Most of my labs would have some version of the follow conversation with my lab partner:

"What is that," my lab partner would ask pointing at the painstaking drawing before me.
"Columnar cells."
She (My lab partners were always women.) would pick up the sheet of paper rotating it in front of her face.
"Are you sure? Cause this doesn't look anything like the slide."

Invariably I never did very well on the lab practicals.

Fast forward - how many years? - to what in the eyes of technology is an eon. There are so many new tools available it is staggering sometimes. In the case of lab practicals Google Images or Yahoo and Flickr are an amazing resource.

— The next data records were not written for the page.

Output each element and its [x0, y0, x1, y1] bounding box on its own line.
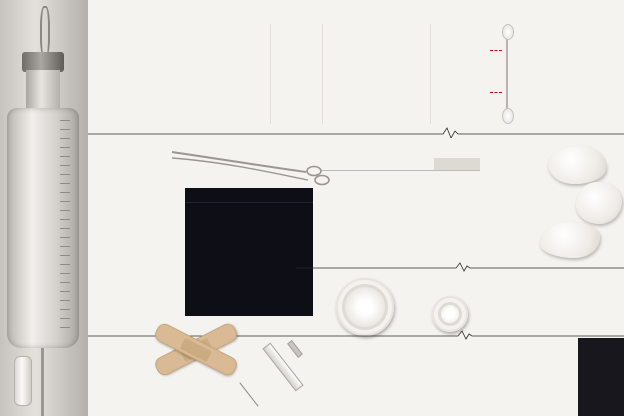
- divider-vertical: [270, 24, 271, 124]
- ekg-divider: [88, 127, 624, 138]
- gauze-pad-small: [432, 296, 468, 332]
- syringe-graphic: [238, 332, 308, 416]
- cotton-ball-lacma: [540, 222, 600, 258]
- forceps-graphic: [171, 151, 330, 186]
- red-connector-line: [490, 50, 502, 51]
- cotton-swab-graphic: [500, 24, 514, 124]
- extra-spend-callout: [12, 252, 70, 266]
- iv-bottle-photo: [0, 0, 88, 416]
- hospitals-header-profit: [433, 158, 480, 170]
- red-connector-line: [490, 92, 502, 93]
- slope-chart: [168, 42, 268, 126]
- procedures-header-row: [185, 188, 313, 203]
- ekg-divider: [88, 330, 624, 340]
- climb-chart: [326, 38, 428, 118]
- cotton-ball-metropolitan-opera: [548, 146, 606, 184]
- gauze-pad-large: [336, 278, 394, 336]
- bottle-scale-graphic: [60, 120, 70, 330]
- iv-tube-graphic: [41, 348, 44, 416]
- cotton-ball-red-cross: [576, 182, 622, 224]
- aging-chart: [532, 36, 622, 122]
- bottle-neck-graphic: [26, 70, 60, 110]
- cost-callout: [12, 152, 64, 166]
- cotton-roll-graphic: [14, 356, 32, 406]
- hospitals-table: [322, 158, 480, 171]
- procedures-table: [185, 188, 313, 316]
- hospitals-header-row: [322, 158, 480, 171]
- sources-box: [578, 338, 624, 416]
- ekg-divider: [296, 262, 624, 272]
- bottle-cap-graphic: [22, 52, 64, 72]
- divider-vertical: [322, 24, 323, 124]
- bottle-hook-graphic: [40, 6, 50, 58]
- divider-vertical: [430, 24, 431, 124]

The best part of this is that the artistically deficient do not have to rely souly on their rushed renderings. For example the study list for my current biology practical included a fetal pig dissection. Found that. Even though the sheep heart wasn't on the exam I found a better primer for the basic structures than the actual lab. You can also buy one for $3.80. Then their was the earthworm. Not the best photos but there it is. I was having trouble finding the male version of the ginkgophyta plant. But here it is. What do juniper berries look like again? Oh yeah.

It is all at your fingertips. God bless the Internet for making it easier for slackers to keep pace with the overachievers.